Asentí, aprobando, y paseé la mirada por el recinto. Todos parecían contentos con la forma en que iban las cosas. Todos menos yo. No podía haber estado menos entusiasmado. El último comentario de Saurel había tocado un punto sensible y acelerado al máximo mi cerebro. El hecho era que, si el gobierno suizo se negaba a cooperar con la SEC, esta no tendría más opción que derivar su solicitud a la fiscalía de Estados Unidos para que comenzase una investigación criminal. ¡Yo sería el artífice de mi propio fin!
Repasé mentalmente los posibles escenarios. El noventa por ciento de los casos que investigaba la SEC se resolvían en el fuero civil. Pero cuando la SEC percibía que lo que estaba ocurriendo era algo grave, derivaba el caso al FBI para que iniciase una investigación criminal. Y si la SEC no podía llevar a cabo su investigación, si los suizos respondían con un muro de silencio, ¿cómo podría decidir qué era grave y qué no? La verdad era que lo que yo estaba haciendo no era tan terrible, ¿o sí?
Respiré hondo y dije:
—Todo esto suena razonable, pero me pregunto qué haría el gobierno estadounidense para saber dónde mirar, es decir, ¿a qué banco suizo enviaría su citación? Las cuentas no tienen nombres, solo números. De modo que, a no ser que alguien les pasara el dato —resistí el impulso de mirar a Kaminsky— de dónde guarda uno el dinero, o si uno fuese lo suficientemente descuidado como para dejar un rastro documental, ¿cómo sabrían por dónde empezar? Debe de haber mil bancos en Suiza, y es probable que haya cien mil cuentas en cada uno. Eso son millones de cuentas, todas con números distintos. Sería como encontrar una aguja en un pajar. Sería imposible. —Miré directamente a los ojos oscuros de Saurel.

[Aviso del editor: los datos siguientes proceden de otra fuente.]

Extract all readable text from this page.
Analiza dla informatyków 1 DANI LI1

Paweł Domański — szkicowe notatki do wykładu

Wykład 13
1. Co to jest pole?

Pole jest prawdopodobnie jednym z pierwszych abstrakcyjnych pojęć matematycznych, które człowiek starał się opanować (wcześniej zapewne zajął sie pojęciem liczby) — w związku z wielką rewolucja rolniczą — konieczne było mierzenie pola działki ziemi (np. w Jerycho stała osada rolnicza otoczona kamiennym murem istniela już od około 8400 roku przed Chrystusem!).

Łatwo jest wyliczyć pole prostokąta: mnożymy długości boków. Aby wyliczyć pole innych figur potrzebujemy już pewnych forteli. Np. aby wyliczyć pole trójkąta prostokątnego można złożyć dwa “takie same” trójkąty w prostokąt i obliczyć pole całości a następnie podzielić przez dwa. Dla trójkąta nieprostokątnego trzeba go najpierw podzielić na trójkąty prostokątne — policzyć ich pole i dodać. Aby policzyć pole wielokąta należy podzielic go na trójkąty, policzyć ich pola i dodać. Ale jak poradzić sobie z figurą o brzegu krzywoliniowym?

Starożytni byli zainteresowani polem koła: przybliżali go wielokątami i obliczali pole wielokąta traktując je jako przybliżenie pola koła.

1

Al cabo de un momento de silencio, Saurel dijo:
—Otra pregunta excelente. Pero, para responderla, le tendría que pedir que me permita hacer una breve recapitulación de la historia de la banca suiza.
El asunto se estaba poniendo bueno. La importancia de entender las lecciones del pasado era exactamente lo que Al Abrams me había inculcado durante nuestros encuentros matinales. Asintiendo con la cabeza, dije:
—Por favor. La historia me fascina, en particular cuando tiene que ver con una situación como esta, en la que evalúo la posibilidad de hacer negocios en un terreno que no me es familiar. Saurel sonrió y dijo:
—Lo de las cuentas numeradas no es exactamente como se suele creer. Es cierto que todos los bancos suizos les ofrecen esa opción a sus clientes para proteger su privacidad. Pero cada cuenta numerada está vinculada a un nombre que se conserva en los archivos del banco.
El corazón me dio un vuelco. Saurel prosiguió:
—Hace muchos años, antes de la segunda guerra mundial, esto no era así. Por entonces, la práctica habitual de los banqueros suizos era abrir cuentas sin asociarles un nombre. Todo se basaba en relaciones personales, y un apretón de manos. Muchas de esas cuentas pertenecían a corporaciones. Pero, a diferencia de lo que ocurre en Estados Unidos, eran corporaciones anónimas y al portador. En otras palabras, quienquiera que fuese el portador de los certificados de acciones físicas de la corporación era considerado su legítimo propietario.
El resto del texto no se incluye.